Court documents say Shreve failed to turn over settlements he obtained for Farmers Insurance in three separate cases around the year 2008. The settlements totaled more than $21,000. He also missed deadlines or failed to file required documents in the other seven cases that led the insurance company missing out on money it believed it was owed.

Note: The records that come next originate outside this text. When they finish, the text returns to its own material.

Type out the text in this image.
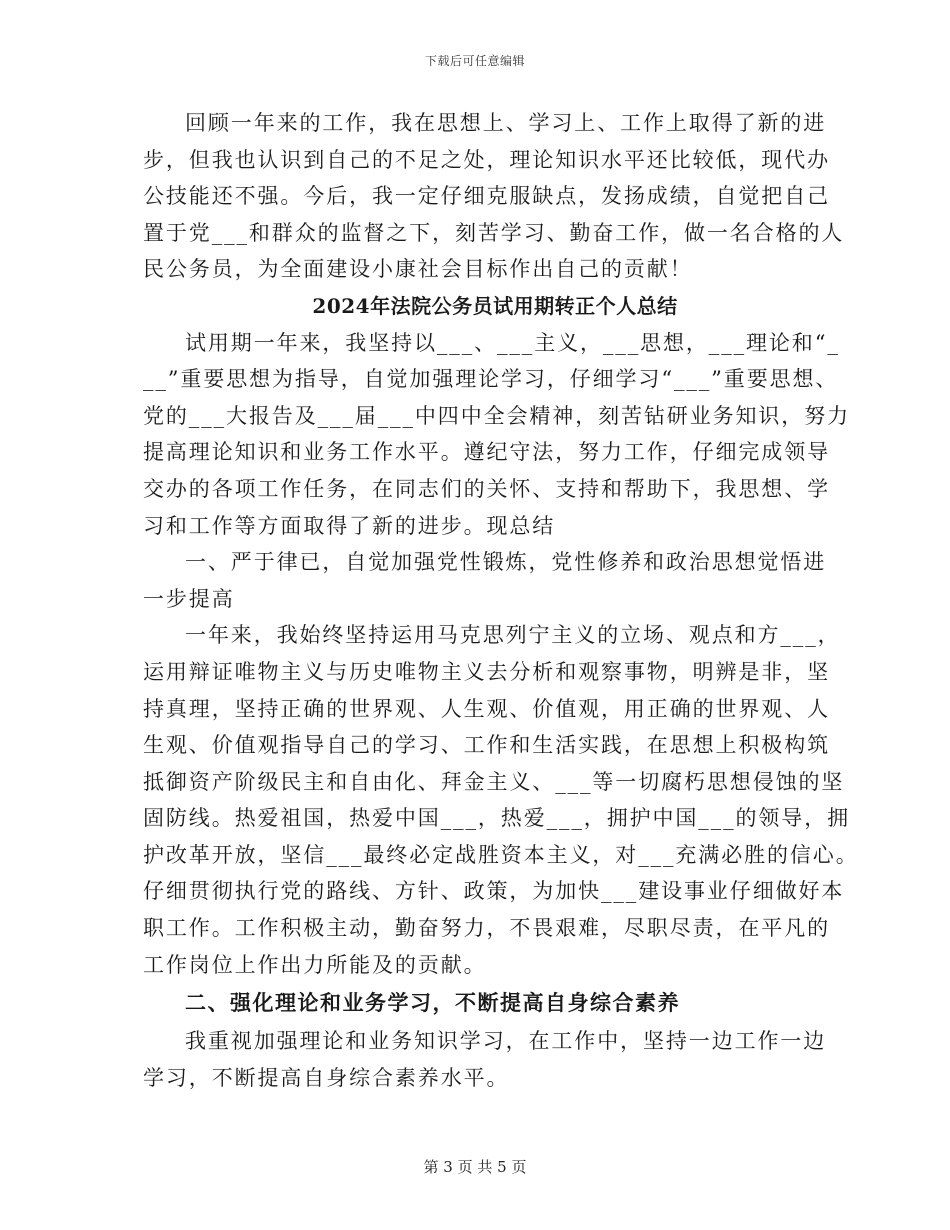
下载后可任意编辑
回顾一年来的工作，我在思想上、学习上、工作上取得了新的进
步，但我也认识到自己的不足之处，理论知识水平还比较低，现代办
公技能还不强。今后，我一定仔细克服缺点，发扬成绩，自觉把自己
置于党___和群众的监督之下，刻苦学习、勤奋工作，做一名合格的人
民公务员，为全面建设小康社会目标作出自己的贡献！
2024年法院公务员试用期转正个人总结
试用期一年来，我坚持以___、___主义，___思想，___理论和“_
__”重要思想为指导，自觉加强理论学习，仔细学习“___”重要思想、
党的___大报告及___届___中四中全会精神，刻苦钻研业务知识，努力
提高理论知识和业务工作水平。遵纪守法，努力工作，仔细完成领导
交办的各项工作任务，在同志们的关怀、支持和帮助下，我思想、学
习和工作等方面取得了新的进步。现总结
一、严于律已，自觉加强党性锻炼，党性修养和政治思想觉悟进
一步提高
一年来，我始终坚持运用马克思列宁主义的立场、观点和方___，
运用辩证唯物主义与历史唯物主义去分析和观察事物，明辨是非，坚
持真理，坚持正确的世界观、人生观、价值观，用正确的世界观、人
生观、价值观指导自己的学习、工作和生活实践，在思想上积极构筑
抵御资产阶级民主和自由化、拜金主义、___等一切腐朽思想侵蚀的坚
固防线。热爱祖国，热爱中国___，热爱___，拥护中国___的领导，拥
护改革开放，坚信___最终必定战胜资本主义，对___充满必胜的信心。
仔细贯彻执行党的路线、方针、政策，为加快___建设事业仔细做好本
职工作。工作积极主动，勤奋努力，不畏艰难，尽职尽责，在平凡的
工作岗位上作出力所能及的贡献。
二、强化理论和业务学习，不断提高自身综合素养
我重视加强理论和业务知识学习，在工作中，坚持一边工作一边
学习，不断提高自身综合素养水平。
第 3 页 共 5 页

A Clark County judge ultimately awarded Farmers Insurance damages of $67,718.26 plus attorneys fees, costs and interest that brought the total default judgment to $91,052.49.
After finishing the five-year suspension, Shreve will have to prove he’s paid back what he owes to Farmers Insurance before being allowed to again practice law.
“Everything has been taken care of, so it’s kind of just waiting until the suspension period’s up,” Shreve told the Tribune.
Shreve had been licensed in Nevada beginning in 1991 and in Wyoming since 2008.
In one of his responses to the Nevada State Bar, Shreve said he had “worked my entire life as a servant to the public.” He pointed to free and deeply discounted legal representation he provided to defendants in municipal court, parents involved in child neglect cases and others through his Cody office.
“The local legal community is completely devoid of any attorney willing to lend such assistance, at a reasonable hourly rate, or most importantly, at all,” Shreve wrote in 2012, saying many in the area would go unrepresented without him.
He’s currently working as a regional recruiter for the Wyoming Cowboy Challenge Academy, a Wyoming National Guard program aimed at transforming at-risk teens.